Nous ne disposons pas de chiffres qui nous aideraient à mesurer quantitativement l’impact du confinement sur la problématique. Je peux néanmoins vous affirmer que, qualitativement, les professionnels des plateformes prénatales sont confrontés à une détresse psychologique importante. Il est donc important d’orienter les personnes vers les services de santé mentale régionaux.

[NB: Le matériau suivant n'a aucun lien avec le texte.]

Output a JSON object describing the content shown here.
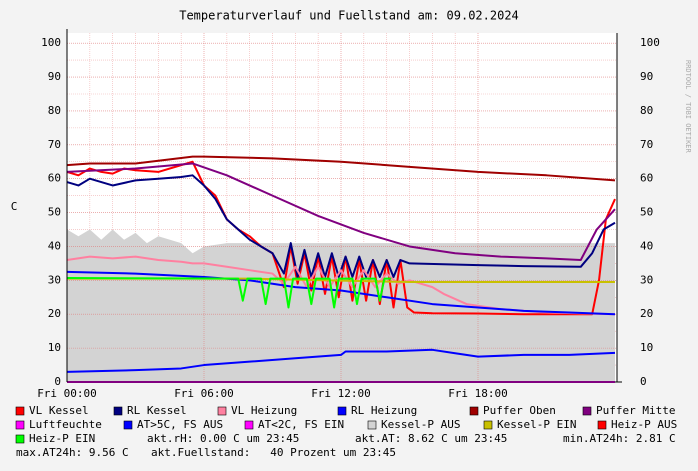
{
  "chart_data": {
    "type": "line",
    "title": "Temperaturverlauf und Fuellstand am: 09.02.2024",
    "y_label": "C",
    "watermark": "RRDTOOL / TOBI OETIKER",
    "xlim": [
      0,
      24
    ],
    "ylim": [
      0,
      103
    ],
    "xticks": [
      {
        "value": 0,
        "label": "Fri 00:00"
      },
      {
        "value": 6,
        "label": "Fri 06:00"
      },
      {
        "value": 12,
        "label": "Fri 12:00"
      },
      {
        "value": 18,
        "label": "Fri 18:00"
      }
    ],
    "yticks": [
      0,
      10,
      20,
      30,
      40,
      50,
      60,
      70,
      80,
      90,
      100
    ],
    "grid": true,
    "series": [
      {
        "name": "VL Kessel",
        "color": "#ff0000",
        "x": [
          0,
          0.5,
          1,
          1.5,
          2,
          2.5,
          3,
          4,
          5,
          5.5,
          6,
          6.5,
          7,
          7.5,
          8,
          8.5,
          9,
          9.5,
          9.8,
          10.1,
          10.4,
          10.7,
          11.0,
          11.3,
          11.6,
          11.9,
          12.2,
          12.5,
          12.8,
          13.1,
          13.4,
          13.7,
          14.0,
          14.3,
          14.6,
          14.9,
          15.2,
          16,
          18,
          20,
          22,
          23,
          23.3,
          23.6,
          24
        ],
        "values": [
          62,
          61,
          63,
          62,
          61.5,
          63,
          62.5,
          62,
          64,
          65,
          58,
          55,
          48,
          45,
          43,
          40,
          38,
          28,
          40,
          29,
          38,
          27,
          37,
          26,
          37,
          25,
          37,
          24,
          36,
          24,
          36,
          23,
          36,
          22,
          36,
          22,
          20.5,
          20.3,
          20.2,
          20,
          20,
          20,
          30,
          48,
          54
        ]
      },
      {
        "name": "RL Kessel",
        "color": "#000080",
        "x": [
          0,
          0.5,
          1,
          1.5,
          2,
          3,
          4,
          5,
          5.5,
          6,
          6.5,
          7,
          7.5,
          8,
          8.5,
          9,
          9.5,
          9.8,
          10.1,
          10.4,
          10.7,
          11.0,
          11.3,
          11.6,
          11.9,
          12.2,
          12.5,
          12.8,
          13.1,
          13.4,
          13.7,
          14.0,
          14.3,
          14.6,
          15,
          18,
          20,
          22.5,
          23,
          23.5,
          24
        ],
        "values": [
          59,
          58,
          60,
          59,
          58,
          59.5,
          60,
          60.5,
          61,
          58,
          54,
          48,
          45,
          42,
          40,
          38,
          32,
          41,
          31,
          39,
          31,
          38,
          31,
          38,
          31,
          37,
          31,
          37,
          31,
          36,
          31,
          36,
          31,
          36,
          35,
          34.5,
          34.2,
          34,
          38,
          45,
          47
        ]
      },
      {
        "name": "VL Heizung",
        "color": "#ff80a0",
        "x": [
          0,
          1,
          2,
          3,
          4,
          5,
          5.5,
          6,
          7,
          8,
          9,
          9.5,
          10,
          10.5,
          11,
          11.5,
          12,
          12.5,
          13,
          13.5,
          14,
          14.5,
          15,
          16,
          16.5,
          17.5,
          19,
          21,
          24
        ],
        "values": [
          36,
          37,
          36.5,
          37,
          36,
          35.5,
          35,
          35,
          34,
          33,
          32,
          29,
          34,
          28,
          34,
          28,
          33,
          28,
          33,
          28,
          32,
          29,
          30,
          28,
          26,
          23,
          21.5,
          20.5,
          20
        ]
      },
      {
        "name": "RL Heizung",
        "color": "#0000ff",
        "x": [
          0,
          3,
          6,
          8,
          9,
          10,
          12,
          14,
          16,
          18,
          20,
          22,
          24
        ],
        "values": [
          32.5,
          32,
          31,
          30,
          29,
          28,
          27,
          25,
          23,
          22,
          21,
          20.5,
          20
        ]
      },
      {
        "name": "Puffer Oben",
        "color": "#a00000",
        "x": [
          0,
          1,
          3,
          5.5,
          6,
          9,
          12,
          15,
          18,
          21,
          24
        ],
        "values": [
          64,
          64.5,
          64.5,
          66.5,
          66.5,
          66,
          65,
          63.5,
          62,
          61,
          59.5
        ]
      },
      {
        "name": "Puffer Mitte",
        "color": "#800080",
        "x": [
          0,
          3,
          5.5,
          7,
          9,
          11,
          13,
          15,
          17,
          19,
          21,
          22.5,
          23.2,
          24
        ],
        "values": [
          62,
          63,
          64.5,
          61,
          55,
          49,
          44,
          40,
          38,
          37,
          36.5,
          36,
          45,
          51
        ]
      },
      {
        "name": "Luftfeuchte",
        "color": "#ff00ff",
        "x": [
          0,
          24
        ],
        "values": [
          0,
          0
        ]
      },
      {
        "name": "AT>5C, FS AUS",
        "color": "#0000ff",
        "x": [
          0,
          3,
          5,
          6,
          8,
          10,
          12,
          12.2,
          14,
          16,
          17,
          18,
          20,
          22,
          24
        ],
        "values": [
          3,
          3.5,
          4,
          5,
          6,
          7,
          8,
          9,
          9,
          9.5,
          8.5,
          7.5,
          8,
          8,
          8.6
        ]
      },
      {
        "name": "AT<2C, FS EIN",
        "color": "#ff00ff"
      },
      {
        "name": "Kessel-P AUS",
        "color": "#d3d3d3",
        "area": true,
        "x": [
          0,
          0.5,
          1,
          1.5,
          2,
          2.5,
          3,
          3.5,
          4,
          5,
          5.5,
          6,
          7,
          12,
          18,
          23.5,
          24
        ],
        "values": [
          45,
          43,
          45,
          42,
          45,
          42,
          44,
          41,
          43,
          41,
          38,
          40,
          41,
          41,
          41,
          41,
          41
        ]
      },
      {
        "name": "Kessel-P EIN",
        "color": "#c8c000",
        "x": [
          0,
          8,
          15,
          24
        ],
        "values": [
          30.5,
          30.5,
          29.5,
          29.5
        ]
      },
      {
        "name": "Heiz-P AUS",
        "color": "#ff0000"
      },
      {
        "name": "Heiz-P EIN",
        "color": "#00ff00",
        "x": [
          0,
          7.5,
          7.7,
          7.9,
          8.5,
          8.7,
          8.9,
          9.5,
          9.7,
          9.9,
          10.5,
          10.7,
          10.9,
          11.5,
          11.7,
          11.9,
          12.5,
          12.7,
          12.9,
          13.5,
          13.7,
          13.9,
          14.2
        ],
        "values": [
          30.7,
          30.5,
          24,
          30.5,
          30.5,
          23,
          30.5,
          30.5,
          22,
          30.5,
          30.5,
          23,
          30.5,
          30.5,
          22,
          30.5,
          30.5,
          23,
          30.5,
          30.5,
          24,
          30.5,
          30.5
        ]
      }
    ],
    "comments": [
      "akt.rH: 0.00 C um 23:45",
      "akt.AT: 8.62 C um 23:45",
      "min.AT24h: 2.81 C",
      "max.AT24h: 9.56 C",
      "akt.Fuellstand:   40 Prozent um 23:45"
    ]
  }
}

Les deux projets de recherche de l’ONE Academy, lancés fin 2018 sur la thématique du genre, sont en passe d’aboutir. Les activités de recherche ont été légèrement retardées par la crise sanitaire. Les rapports finaux seront disponibles le 15 janvier 2021 et les outils issus des recherches le 28 février 2021. Ils seront prochainement valorisés par le site internet, à travers des articles scientifiques et de vulgarisation et des ateliers; ils seront diffusés auprès des professionnels de l’enfance, en étroite collaboration avec les différentes équipes de recherche.
Réplique de Sabine ROBERTY
Je prends bien note des dates de publication des rapports et outils des deux projets de recherche de l’ONE Academy. Je me réjouis de l’existence du guide de l’ONE chargé de déconstruire les idées préconçues sur la paternité. C’est une thématique qui me tient à cœur. Devenir parent peut parfois être vécu de manière difficile, surtout en cette période de confinement où la solitude peut davantage peser.